OpenAI is dealing with its personal accusations of trademark dilution, although. In New York Times v. OpenAIthe Times alleges that ChatGPT and Bing Chat will attribute made-up quotes to the Times, and accuses OpenAI and Microsoft of damaging its status by means of trademark dilution. In one instance cited within the lawsuit, the Times alleges that Bing Chat claimed that the Times known as pink wine (sparsely) a “heart-healthy” meals, when actually it didn’t; the Times argues that its precise reporting has debunked claims concerning the healthfulness of average consuming.

“Copying news articles to operate substitutive, commercial generative AI products is unlawful, as we made clear in our letters to Perplexity and our litigation against Microsoft and OpenAI,” says NYT director of exterior communications Charlie Stadtlander. “We applaud this lawsuit from Dow Jones and the New York Post, which is an important step toward ensuring that publisher content is protected from this kind of misappropriation.”
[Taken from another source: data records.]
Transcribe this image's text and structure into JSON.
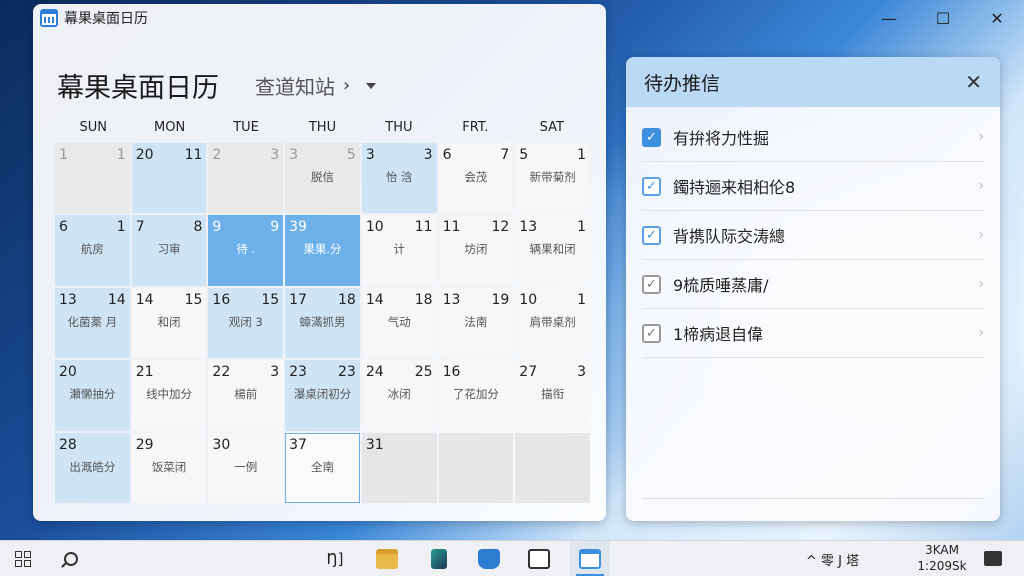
{
  "window": {
    "title": "幕果桌面日历",
    "minimize": "—",
    "maximize": "☐",
    "close": "✕"
  },
  "calendar": {
    "title": "幕果桌面日历",
    "subtitle": "查道知站",
    "chevron": "›",
    "weekdays": [
      "SUN",
      "MON",
      "TUE",
      "THU",
      "THU",
      "FRT.",
      "SAT"
    ],
    "cells": [
      {
        "d1": "1",
        "d2": "1",
        "ev": "",
        "style": "grey"
      },
      {
        "d1": "20",
        "d2": "11",
        "ev": "",
        "style": "light"
      },
      {
        "d1": "2",
        "d2": "3",
        "ev": "",
        "style": "grey"
      },
      {
        "d1": "3",
        "d2": "5",
        "ev": "脱信",
        "style": "grey"
      },
      {
        "d1": "3",
        "d2": "3",
        "ev": "怡   浛",
        "style": "light"
      },
      {
        "d1": "6",
        "d2": "7",
        "ev": "会茂",
        "style": "white"
      },
      {
        "d1": "5",
        "d2": "1",
        "ev": "新带菊剂",
        "style": "white"
      },
      {
        "d1": "6",
        "d2": "1",
        "ev": "航房",
        "style": "light"
      },
      {
        "d1": "7",
        "d2": "8",
        "ev": "习审",
        "style": "light"
      },
      {
        "d1": "9",
        "d2": "9",
        "ev": "待   .",
        "style": "blue"
      },
      {
        "d1": "39",
        "d2": "",
        "ev": "果果.分",
        "style": "blue"
      },
      {
        "d1": "10",
        "d2": "11",
        "ev": "计",
        "style": "white"
      },
      {
        "d1": "11",
        "d2": "12",
        "ev": "坊闭",
        "style": "white"
      },
      {
        "d1": "13",
        "d2": "1",
        "ev": "辆果和闭",
        "style": "white"
      },
      {
        "d1": "13",
        "d2": "14",
        "ev": "化菌薬   月",
        "style": "light"
      },
      {
        "d1": "14",
        "d2": "15",
        "ev": "和闭",
        "style": "white"
      },
      {
        "d1": "16",
        "d2": "15",
        "ev": "观闭   3",
        "style": "light"
      },
      {
        "d1": "17",
        "d2": "18",
        "ev": "蟑滿抓男",
        "style": "light"
      },
      {
        "d1": "14",
        "d2": "18",
        "ev": "气动",
        "style": "white"
      },
      {
        "d1": "13",
        "d2": "19",
        "ev": "法南",
        "style": "white"
      },
      {
        "d1": "10",
        "d2": "1",
        "ev": "肩带桌剂",
        "style": "white"
      },
      {
        "d1": "20",
        "d2": "",
        "ev": "瀬懒抽分",
        "style": "light"
      },
      {
        "d1": "21",
        "d2": "",
        "ev": "线中加分",
        "style": "white"
      },
      {
        "d1": "22",
        "d2": "3",
        "ev": "楊前",
        "style": "white"
      },
      {
        "d1": "23",
        "d2": "23",
        "ev": "瀑桌闭初分",
        "style": "light"
      },
      {
        "d1": "24",
        "d2": "25",
        "ev": "冰闭",
        "style": "white"
      },
      {
        "d1": "16",
        "d2": "",
        "ev": "了花加分",
        "style": "white"
      },
      {
        "d1": "27",
        "d2": "3",
        "ev": "描衔",
        "style": "white"
      },
      {
        "d1": "28",
        "d2": "",
        "ev": "出溉皓分",
        "style": "light"
      },
      {
        "d1": "29",
        "d2": "",
        "ev": "饭菜闭",
        "style": "white"
      },
      {
        "d1": "30",
        "d2": "",
        "ev": "一例",
        "style": "white"
      },
      {
        "d1": "37",
        "d2": "",
        "ev": "全南",
        "style": "sel"
      },
      {
        "d1": "31",
        "d2": "",
        "ev": "",
        "style": "empty"
      },
      {
        "d1": "",
        "d2": "",
        "ev": "",
        "style": "empty"
      },
      {
        "d1": "",
        "d2": "",
        "ev": "",
        "style": "empty"
      }
    ]
  },
  "todo": {
    "title": "待办推信",
    "close": "✕",
    "items": [
      {
        "text": "有拚将力性掘",
        "check": "filled"
      },
      {
        "text": "鐲持逦来相桕伦8",
        "check": "outline"
      },
      {
        "text": "背携队际交涛總",
        "check": "outline"
      },
      {
        "text": "9梳质唾蒸庸/",
        "check": "grey"
      },
      {
        "text": "1楴病退自偉",
        "check": "grey"
      }
    ],
    "chevron": "›"
  },
  "taskbar": {
    "clock_time": "3KAM",
    "clock_date": "1:209Sk",
    "tray_text": "^ 零 J 塔",
    "book_label": "Ŋ]",
    "colors": {
      "accent": "#3d8fe0",
      "folder": "#e9b949",
      "store": "#2e7cd1"
    }
  }
}
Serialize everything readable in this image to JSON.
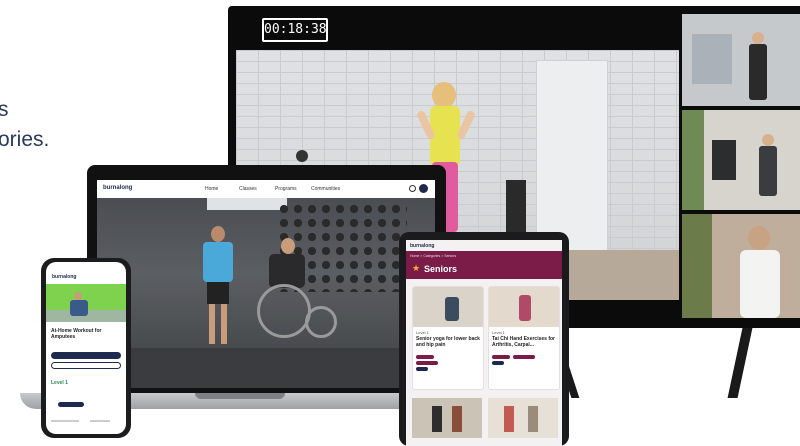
{
  "hero": {
    "text_line1": "s",
    "text_line2": "ories."
  },
  "tv": {
    "timer": "00:18:38"
  },
  "laptop": {
    "brand": "burnalong",
    "nav": [
      "Home",
      "Classes",
      "Programs",
      "Communities"
    ]
  },
  "tablet": {
    "brand": "burnalong",
    "breadcrumb": "Home > Categories > Seniors",
    "page_title": "Seniors",
    "cards": [
      {
        "title": "Senior yoga for lower back and hip pain",
        "level": "Level 1"
      },
      {
        "title": "Tai Chi Hand Exercises for Arthritis, Carpal...",
        "level": "Level 1"
      }
    ]
  },
  "phone": {
    "brand": "burnalong",
    "workout_title": "At-Home Workout for Amputees",
    "level": "Level 1"
  },
  "colors": {
    "accent": "#7a1c47",
    "primary": "#1d2a4d",
    "text": "#2b3a5a"
  }
}
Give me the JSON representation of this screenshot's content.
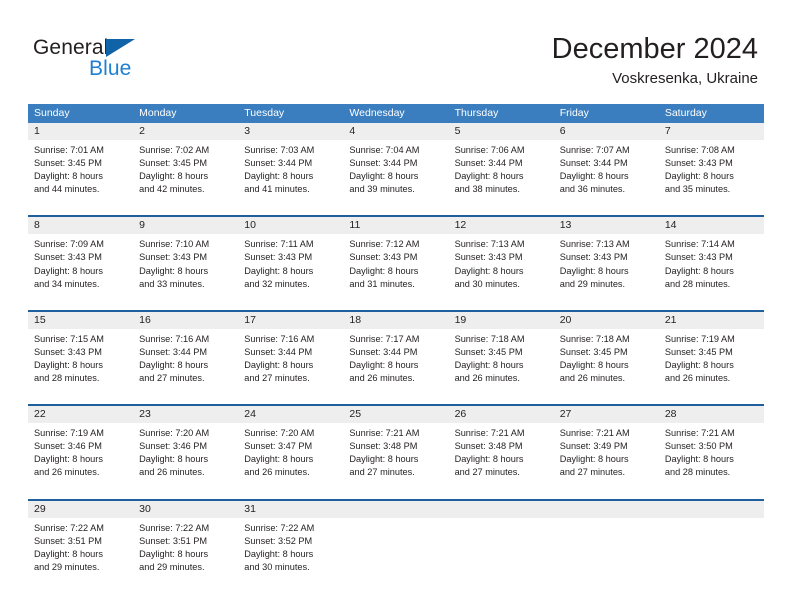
{
  "brand": {
    "name_part1": "General",
    "name_part2": "Blue",
    "accent_color": "#1f7fd0",
    "triangle_color": "#1163a8"
  },
  "header": {
    "month_title": "December 2024",
    "location": "Voskresenka, Ukraine"
  },
  "calendar": {
    "header_color": "#3a7ebf",
    "rule_color": "#1f5f9e",
    "daynum_band_color": "#eeeeee",
    "weekdays": [
      "Sunday",
      "Monday",
      "Tuesday",
      "Wednesday",
      "Thursday",
      "Friday",
      "Saturday"
    ],
    "weeks": [
      [
        {
          "day": "1",
          "sunrise": "Sunrise: 7:01 AM",
          "sunset": "Sunset: 3:45 PM",
          "daylight_line1": "Daylight: 8 hours",
          "daylight_line2": "and 44 minutes."
        },
        {
          "day": "2",
          "sunrise": "Sunrise: 7:02 AM",
          "sunset": "Sunset: 3:45 PM",
          "daylight_line1": "Daylight: 8 hours",
          "daylight_line2": "and 42 minutes."
        },
        {
          "day": "3",
          "sunrise": "Sunrise: 7:03 AM",
          "sunset": "Sunset: 3:44 PM",
          "daylight_line1": "Daylight: 8 hours",
          "daylight_line2": "and 41 minutes."
        },
        {
          "day": "4",
          "sunrise": "Sunrise: 7:04 AM",
          "sunset": "Sunset: 3:44 PM",
          "daylight_line1": "Daylight: 8 hours",
          "daylight_line2": "and 39 minutes."
        },
        {
          "day": "5",
          "sunrise": "Sunrise: 7:06 AM",
          "sunset": "Sunset: 3:44 PM",
          "daylight_line1": "Daylight: 8 hours",
          "daylight_line2": "and 38 minutes."
        },
        {
          "day": "6",
          "sunrise": "Sunrise: 7:07 AM",
          "sunset": "Sunset: 3:44 PM",
          "daylight_line1": "Daylight: 8 hours",
          "daylight_line2": "and 36 minutes."
        },
        {
          "day": "7",
          "sunrise": "Sunrise: 7:08 AM",
          "sunset": "Sunset: 3:43 PM",
          "daylight_line1": "Daylight: 8 hours",
          "daylight_line2": "and 35 minutes."
        }
      ],
      [
        {
          "day": "8",
          "sunrise": "Sunrise: 7:09 AM",
          "sunset": "Sunset: 3:43 PM",
          "daylight_line1": "Daylight: 8 hours",
          "daylight_line2": "and 34 minutes."
        },
        {
          "day": "9",
          "sunrise": "Sunrise: 7:10 AM",
          "sunset": "Sunset: 3:43 PM",
          "daylight_line1": "Daylight: 8 hours",
          "daylight_line2": "and 33 minutes."
        },
        {
          "day": "10",
          "sunrise": "Sunrise: 7:11 AM",
          "sunset": "Sunset: 3:43 PM",
          "daylight_line1": "Daylight: 8 hours",
          "daylight_line2": "and 32 minutes."
        },
        {
          "day": "11",
          "sunrise": "Sunrise: 7:12 AM",
          "sunset": "Sunset: 3:43 PM",
          "daylight_line1": "Daylight: 8 hours",
          "daylight_line2": "and 31 minutes."
        },
        {
          "day": "12",
          "sunrise": "Sunrise: 7:13 AM",
          "sunset": "Sunset: 3:43 PM",
          "daylight_line1": "Daylight: 8 hours",
          "daylight_line2": "and 30 minutes."
        },
        {
          "day": "13",
          "sunrise": "Sunrise: 7:13 AM",
          "sunset": "Sunset: 3:43 PM",
          "daylight_line1": "Daylight: 8 hours",
          "daylight_line2": "and 29 minutes."
        },
        {
          "day": "14",
          "sunrise": "Sunrise: 7:14 AM",
          "sunset": "Sunset: 3:43 PM",
          "daylight_line1": "Daylight: 8 hours",
          "daylight_line2": "and 28 minutes."
        }
      ],
      [
        {
          "day": "15",
          "sunrise": "Sunrise: 7:15 AM",
          "sunset": "Sunset: 3:43 PM",
          "daylight_line1": "Daylight: 8 hours",
          "daylight_line2": "and 28 minutes."
        },
        {
          "day": "16",
          "sunrise": "Sunrise: 7:16 AM",
          "sunset": "Sunset: 3:44 PM",
          "daylight_line1": "Daylight: 8 hours",
          "daylight_line2": "and 27 minutes."
        },
        {
          "day": "17",
          "sunrise": "Sunrise: 7:16 AM",
          "sunset": "Sunset: 3:44 PM",
          "daylight_line1": "Daylight: 8 hours",
          "daylight_line2": "and 27 minutes."
        },
        {
          "day": "18",
          "sunrise": "Sunrise: 7:17 AM",
          "sunset": "Sunset: 3:44 PM",
          "daylight_line1": "Daylight: 8 hours",
          "daylight_line2": "and 26 minutes."
        },
        {
          "day": "19",
          "sunrise": "Sunrise: 7:18 AM",
          "sunset": "Sunset: 3:45 PM",
          "daylight_line1": "Daylight: 8 hours",
          "daylight_line2": "and 26 minutes."
        },
        {
          "day": "20",
          "sunrise": "Sunrise: 7:18 AM",
          "sunset": "Sunset: 3:45 PM",
          "daylight_line1": "Daylight: 8 hours",
          "daylight_line2": "and 26 minutes."
        },
        {
          "day": "21",
          "sunrise": "Sunrise: 7:19 AM",
          "sunset": "Sunset: 3:45 PM",
          "daylight_line1": "Daylight: 8 hours",
          "daylight_line2": "and 26 minutes."
        }
      ],
      [
        {
          "day": "22",
          "sunrise": "Sunrise: 7:19 AM",
          "sunset": "Sunset: 3:46 PM",
          "daylight_line1": "Daylight: 8 hours",
          "daylight_line2": "and 26 minutes."
        },
        {
          "day": "23",
          "sunrise": "Sunrise: 7:20 AM",
          "sunset": "Sunset: 3:46 PM",
          "daylight_line1": "Daylight: 8 hours",
          "daylight_line2": "and 26 minutes."
        },
        {
          "day": "24",
          "sunrise": "Sunrise: 7:20 AM",
          "sunset": "Sunset: 3:47 PM",
          "daylight_line1": "Daylight: 8 hours",
          "daylight_line2": "and 26 minutes."
        },
        {
          "day": "25",
          "sunrise": "Sunrise: 7:21 AM",
          "sunset": "Sunset: 3:48 PM",
          "daylight_line1": "Daylight: 8 hours",
          "daylight_line2": "and 27 minutes."
        },
        {
          "day": "26",
          "sunrise": "Sunrise: 7:21 AM",
          "sunset": "Sunset: 3:48 PM",
          "daylight_line1": "Daylight: 8 hours",
          "daylight_line2": "and 27 minutes."
        },
        {
          "day": "27",
          "sunrise": "Sunrise: 7:21 AM",
          "sunset": "Sunset: 3:49 PM",
          "daylight_line1": "Daylight: 8 hours",
          "daylight_line2": "and 27 minutes."
        },
        {
          "day": "28",
          "sunrise": "Sunrise: 7:21 AM",
          "sunset": "Sunset: 3:50 PM",
          "daylight_line1": "Daylight: 8 hours",
          "daylight_line2": "and 28 minutes."
        }
      ],
      [
        {
          "day": "29",
          "sunrise": "Sunrise: 7:22 AM",
          "sunset": "Sunset: 3:51 PM",
          "daylight_line1": "Daylight: 8 hours",
          "daylight_line2": "and 29 minutes."
        },
        {
          "day": "30",
          "sunrise": "Sunrise: 7:22 AM",
          "sunset": "Sunset: 3:51 PM",
          "daylight_line1": "Daylight: 8 hours",
          "daylight_line2": "and 29 minutes."
        },
        {
          "day": "31",
          "sunrise": "Sunrise: 7:22 AM",
          "sunset": "Sunset: 3:52 PM",
          "daylight_line1": "Daylight: 8 hours",
          "daylight_line2": "and 30 minutes."
        },
        {
          "day": "",
          "sunrise": "",
          "sunset": "",
          "daylight_line1": "",
          "daylight_line2": ""
        },
        {
          "day": "",
          "sunrise": "",
          "sunset": "",
          "daylight_line1": "",
          "daylight_line2": ""
        },
        {
          "day": "",
          "sunrise": "",
          "sunset": "",
          "daylight_line1": "",
          "daylight_line2": ""
        },
        {
          "day": "",
          "sunrise": "",
          "sunset": "",
          "daylight_line1": "",
          "daylight_line2": ""
        }
      ]
    ]
  }
}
If publishers prevail in arguing that hallucinations can violate trademark legislation, AI corporations may face “immense difficulties” in response to Matthew Sag, a professor of legislation and synthetic intelligence at Emory University.

“It is absolutely impossible to guarantee that a language model will not hallucinate,” Sag says. In his view, the best way language fashions function by predicting phrases that sound appropriate in response to prompts is all the time a kind of hallucination—generally it’s simply extra plausible-sounding than others.

“We only call it a hallucination if it doesn’t match up with our reality, but the process is exactly the same whether we like the output or not.”